This site is fictional demo content. It is not real news or affiliated with any real organization. Do not treat it as fact or professional advice.

Full article

FULL TEXT

View this issue
HeadlineAI

Collective Reasoning Breakthrough: Multi-Agent System Outperforms Human Expert Panels

NUS AI Lab's Nexus-7 framework achieves 4.7 percentage points above human experts in medical diagnosis and legal analysis tasks through divergent-driven deepening mechanism.

On January 7, 2028, the National University of Singapore AI Laboratory published a paper in Nature Machine Intelligence presenting full experimental data for the Nexus-7 collective reasoning framework. The system, comprising seven specialized AI agents working in concert, has surpassed human expert panels in multiple high-stakes professional tasks for the first time.

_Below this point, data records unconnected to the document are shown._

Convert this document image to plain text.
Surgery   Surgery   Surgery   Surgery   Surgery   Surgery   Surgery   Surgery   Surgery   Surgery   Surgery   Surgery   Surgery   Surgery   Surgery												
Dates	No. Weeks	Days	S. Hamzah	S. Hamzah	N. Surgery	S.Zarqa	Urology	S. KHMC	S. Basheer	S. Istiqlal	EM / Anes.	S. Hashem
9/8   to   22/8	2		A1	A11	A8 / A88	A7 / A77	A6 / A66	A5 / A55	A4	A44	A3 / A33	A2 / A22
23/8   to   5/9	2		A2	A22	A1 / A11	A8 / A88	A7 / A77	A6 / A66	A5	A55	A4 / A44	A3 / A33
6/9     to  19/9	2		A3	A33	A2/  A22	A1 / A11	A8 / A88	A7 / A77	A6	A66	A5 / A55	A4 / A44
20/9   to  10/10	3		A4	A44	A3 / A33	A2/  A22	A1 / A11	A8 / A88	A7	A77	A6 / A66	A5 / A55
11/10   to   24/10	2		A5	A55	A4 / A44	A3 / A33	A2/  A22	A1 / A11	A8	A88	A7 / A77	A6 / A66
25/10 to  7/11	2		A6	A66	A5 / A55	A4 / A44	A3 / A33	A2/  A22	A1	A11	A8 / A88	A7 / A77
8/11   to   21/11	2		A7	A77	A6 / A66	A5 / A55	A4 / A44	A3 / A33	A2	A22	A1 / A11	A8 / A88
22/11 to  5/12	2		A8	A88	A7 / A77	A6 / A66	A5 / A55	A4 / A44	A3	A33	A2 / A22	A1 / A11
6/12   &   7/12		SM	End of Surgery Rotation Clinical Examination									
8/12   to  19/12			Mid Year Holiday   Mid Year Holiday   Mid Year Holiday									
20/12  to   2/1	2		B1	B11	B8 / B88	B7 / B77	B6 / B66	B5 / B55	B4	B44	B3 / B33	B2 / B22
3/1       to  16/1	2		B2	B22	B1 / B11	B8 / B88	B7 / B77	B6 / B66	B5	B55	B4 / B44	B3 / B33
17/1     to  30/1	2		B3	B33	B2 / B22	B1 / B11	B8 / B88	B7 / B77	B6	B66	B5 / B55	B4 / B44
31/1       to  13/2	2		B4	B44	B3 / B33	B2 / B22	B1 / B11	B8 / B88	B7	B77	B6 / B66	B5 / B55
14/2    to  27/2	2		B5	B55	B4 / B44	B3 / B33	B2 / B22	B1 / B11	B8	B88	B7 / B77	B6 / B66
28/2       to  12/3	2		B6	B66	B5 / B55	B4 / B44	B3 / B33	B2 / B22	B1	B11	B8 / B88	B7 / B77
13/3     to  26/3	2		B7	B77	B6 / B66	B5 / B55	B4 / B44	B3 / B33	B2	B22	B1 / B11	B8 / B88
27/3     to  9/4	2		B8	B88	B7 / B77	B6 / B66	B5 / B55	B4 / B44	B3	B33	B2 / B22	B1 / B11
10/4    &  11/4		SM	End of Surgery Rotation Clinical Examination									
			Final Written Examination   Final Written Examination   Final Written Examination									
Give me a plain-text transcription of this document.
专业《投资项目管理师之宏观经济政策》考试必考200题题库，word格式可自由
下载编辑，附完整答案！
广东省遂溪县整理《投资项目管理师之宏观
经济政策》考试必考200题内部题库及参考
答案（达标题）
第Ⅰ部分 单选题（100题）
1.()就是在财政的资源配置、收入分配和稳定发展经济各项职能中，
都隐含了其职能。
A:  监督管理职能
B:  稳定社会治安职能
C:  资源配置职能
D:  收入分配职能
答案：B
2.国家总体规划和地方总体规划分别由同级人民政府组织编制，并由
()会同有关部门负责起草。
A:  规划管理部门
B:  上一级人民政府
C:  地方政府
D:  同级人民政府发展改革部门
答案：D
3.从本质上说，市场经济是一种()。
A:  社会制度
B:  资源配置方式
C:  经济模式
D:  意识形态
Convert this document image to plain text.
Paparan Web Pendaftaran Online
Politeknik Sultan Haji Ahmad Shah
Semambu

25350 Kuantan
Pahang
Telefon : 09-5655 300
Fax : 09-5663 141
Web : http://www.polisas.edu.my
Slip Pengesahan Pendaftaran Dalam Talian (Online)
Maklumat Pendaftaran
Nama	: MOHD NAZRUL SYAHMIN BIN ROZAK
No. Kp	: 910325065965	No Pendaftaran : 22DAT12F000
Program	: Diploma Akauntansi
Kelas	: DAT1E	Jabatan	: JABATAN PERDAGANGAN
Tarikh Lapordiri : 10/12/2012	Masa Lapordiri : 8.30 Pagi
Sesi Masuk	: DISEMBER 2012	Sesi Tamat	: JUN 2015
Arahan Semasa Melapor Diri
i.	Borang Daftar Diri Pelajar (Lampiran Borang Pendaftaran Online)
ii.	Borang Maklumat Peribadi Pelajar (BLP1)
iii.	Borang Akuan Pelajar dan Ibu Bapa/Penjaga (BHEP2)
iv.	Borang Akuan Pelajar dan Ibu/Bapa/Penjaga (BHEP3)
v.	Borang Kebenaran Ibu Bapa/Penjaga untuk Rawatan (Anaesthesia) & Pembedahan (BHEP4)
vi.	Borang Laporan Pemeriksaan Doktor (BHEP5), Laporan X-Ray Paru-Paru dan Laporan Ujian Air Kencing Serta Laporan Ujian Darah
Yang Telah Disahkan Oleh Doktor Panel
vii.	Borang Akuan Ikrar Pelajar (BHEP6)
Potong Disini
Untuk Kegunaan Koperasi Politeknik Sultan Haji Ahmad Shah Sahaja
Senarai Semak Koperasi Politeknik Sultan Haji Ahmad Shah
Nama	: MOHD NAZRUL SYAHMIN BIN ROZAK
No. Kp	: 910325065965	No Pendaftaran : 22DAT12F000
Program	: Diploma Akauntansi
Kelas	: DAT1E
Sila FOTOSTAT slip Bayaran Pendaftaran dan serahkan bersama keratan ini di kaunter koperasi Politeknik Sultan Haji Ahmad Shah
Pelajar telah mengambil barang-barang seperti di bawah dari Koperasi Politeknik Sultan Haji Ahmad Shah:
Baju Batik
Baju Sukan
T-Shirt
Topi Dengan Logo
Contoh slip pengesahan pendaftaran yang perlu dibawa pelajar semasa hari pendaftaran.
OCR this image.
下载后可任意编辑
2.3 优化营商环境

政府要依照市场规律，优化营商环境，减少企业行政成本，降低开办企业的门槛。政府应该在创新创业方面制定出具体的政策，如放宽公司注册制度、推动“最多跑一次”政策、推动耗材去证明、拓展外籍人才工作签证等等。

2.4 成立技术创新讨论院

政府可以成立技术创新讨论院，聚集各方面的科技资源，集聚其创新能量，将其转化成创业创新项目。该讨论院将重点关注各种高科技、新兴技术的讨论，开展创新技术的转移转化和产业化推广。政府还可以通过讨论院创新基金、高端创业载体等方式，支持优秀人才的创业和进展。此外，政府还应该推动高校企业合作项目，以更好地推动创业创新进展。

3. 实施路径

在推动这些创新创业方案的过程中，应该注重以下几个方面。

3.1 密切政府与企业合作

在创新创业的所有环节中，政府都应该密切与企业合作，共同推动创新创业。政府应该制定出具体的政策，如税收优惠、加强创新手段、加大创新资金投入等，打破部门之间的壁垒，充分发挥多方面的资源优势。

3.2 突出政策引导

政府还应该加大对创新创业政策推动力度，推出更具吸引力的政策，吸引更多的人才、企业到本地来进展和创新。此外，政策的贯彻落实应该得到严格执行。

The core innovation of Nexus-7 lies in its "divergence-driven deepening" mechanism. When multiple agents arrive at different conclusions about the same problem, the system does not simply take a majority vote. Instead, it treats the points of divergence as new reasoning starting points, generating more granular sub-questions for deeper analysis. Professor Chen Weiming, the project lead, explains that this mechanism gives the system a particular edge when dealing with ambiguous information.

In medical diagnosis testing, Nexus-7 achieved 94.3% accuracy on 2,000 complex cases, compared to 89.6% for a panel of five senior specialists. In legal contract analysis, the system identified 97.1% of contractual vulnerabilities, versus 91.8% for the lawyer control group.

The research team acknowledges current limitations. Nexus-7's average reasoning time is 3.2 times that of human expert panels, with a single inference costing approximately $47. Professor Chen noted the team is developing a lightweight version targeting costs below $5.

Reactions from the industry have been mixed. DeepMind researcher Sarah Chen described the achievement as a paradigm shift from individual to collective AI intelligence. However, MIT Media Lab professor Kate Crawford cautioned that collective reasoning could amplify biases present in individual agents, calling for more rigorous fairness auditing frameworks.

The Singapore government has designated Nexus-7 as a national AI priority project, committing S$120 million over the next two years for deployment in healthcare and legal sectors.